As if proving the point, Mrs Silver then closed the scene very abruptly. She waved her hands at us again – this time ushering us away – and busied herself with her customers, filling their tankards and laughing with them even before we had turned our backs. It made me impatient to be gone, but I was delayed another minute by noticing something I might have seen sooner, had I not been so distracted.

Set on a wide shelf above the lintel, and arranged in a large glass case with its wings outspread, was a magnificent parrot. The wings and body were brilliant green – green as spring grass – shading to soft yellow along the belly, from which protruded two extremely wrinkled black legs that ended in talons of a prodigious size. These grasped a fragment of mossy log, behind which rose a background of leaves to represent a portion of jungle.

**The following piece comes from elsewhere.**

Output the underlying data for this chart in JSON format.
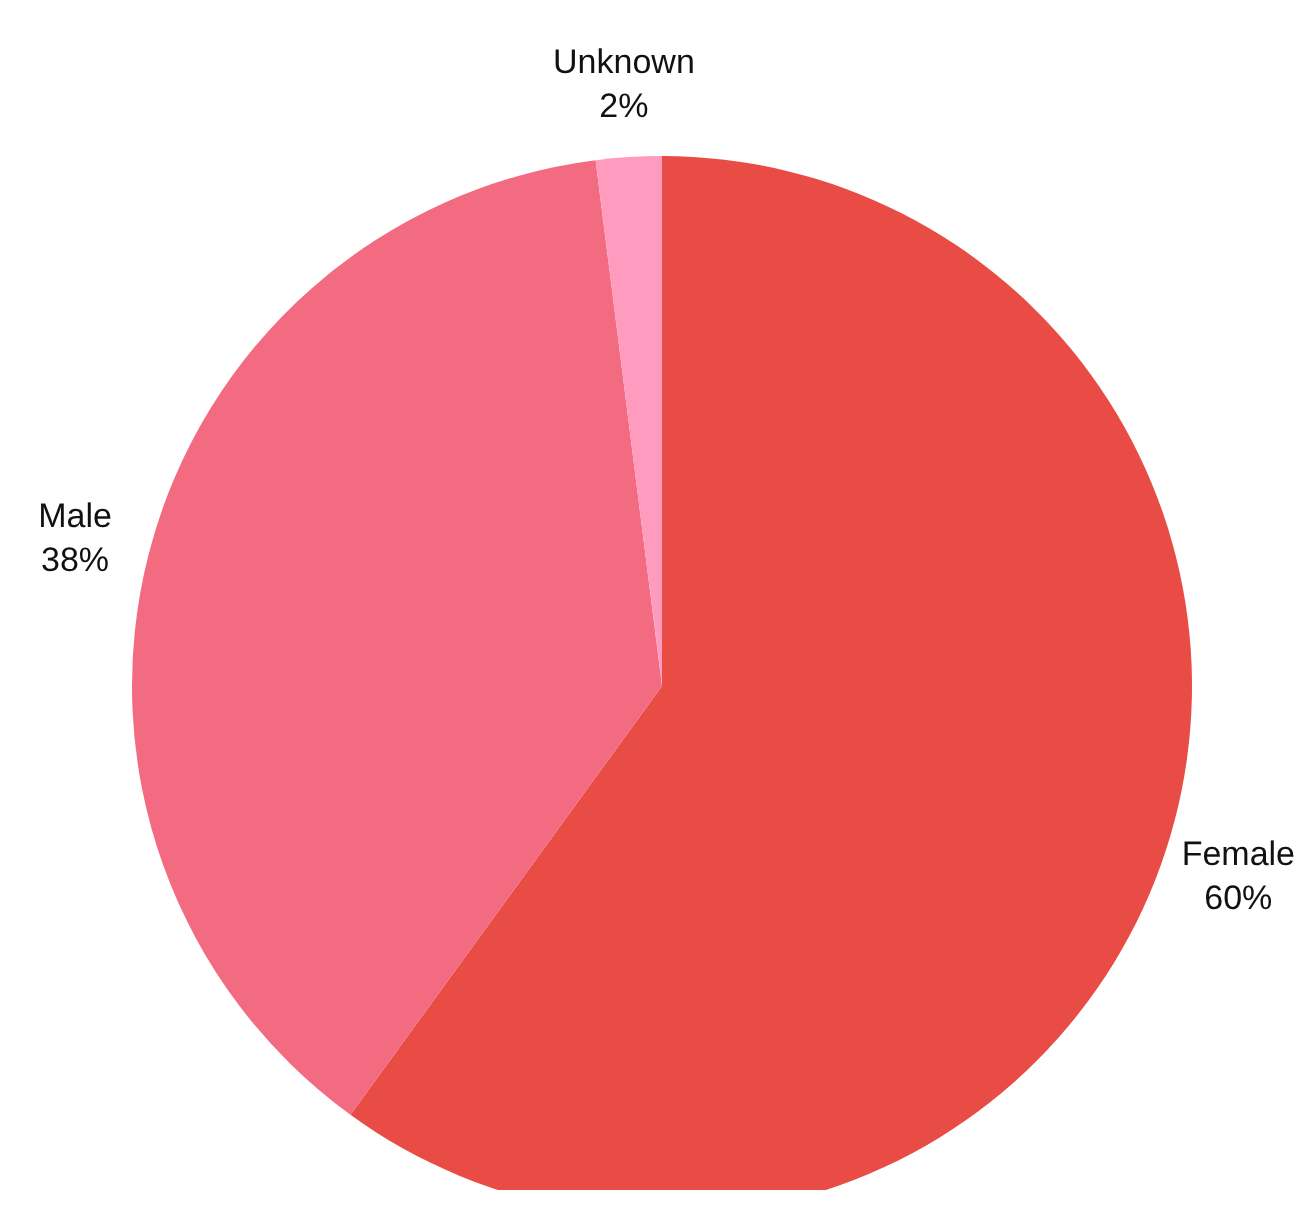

The eyes of this marvellous creature were made of glass and seemed very malevolent – as did the beak, which was open to speak or bite, and was exceptionally thick, so that its layers of nail appeared separately towards the edge, like levels of rock along a coast. It was a weapon that could easily have taken a lump as large as a chicken’s egg from any man’s arm.

‘Captain Flint,’ whispered Natty.


The
Captain Flint?’

‘The very same. Two hundred years old if a day, when your father met him. Parrots live for ever, mostly.’ Natty paused to let me admire this interesting fact, then continued. ‘The same Captain Flint who sailed with the great Captain England, the pirate. Captain Flint who was at Madagascar, and the Malabar, and Surinam, and Providence, and Portobello. Captain Flint who was at the fishing-up
of the wrecked plate ships – that’s where she learned “Pieces of eight!”: three hundred and fifty thousand of them!’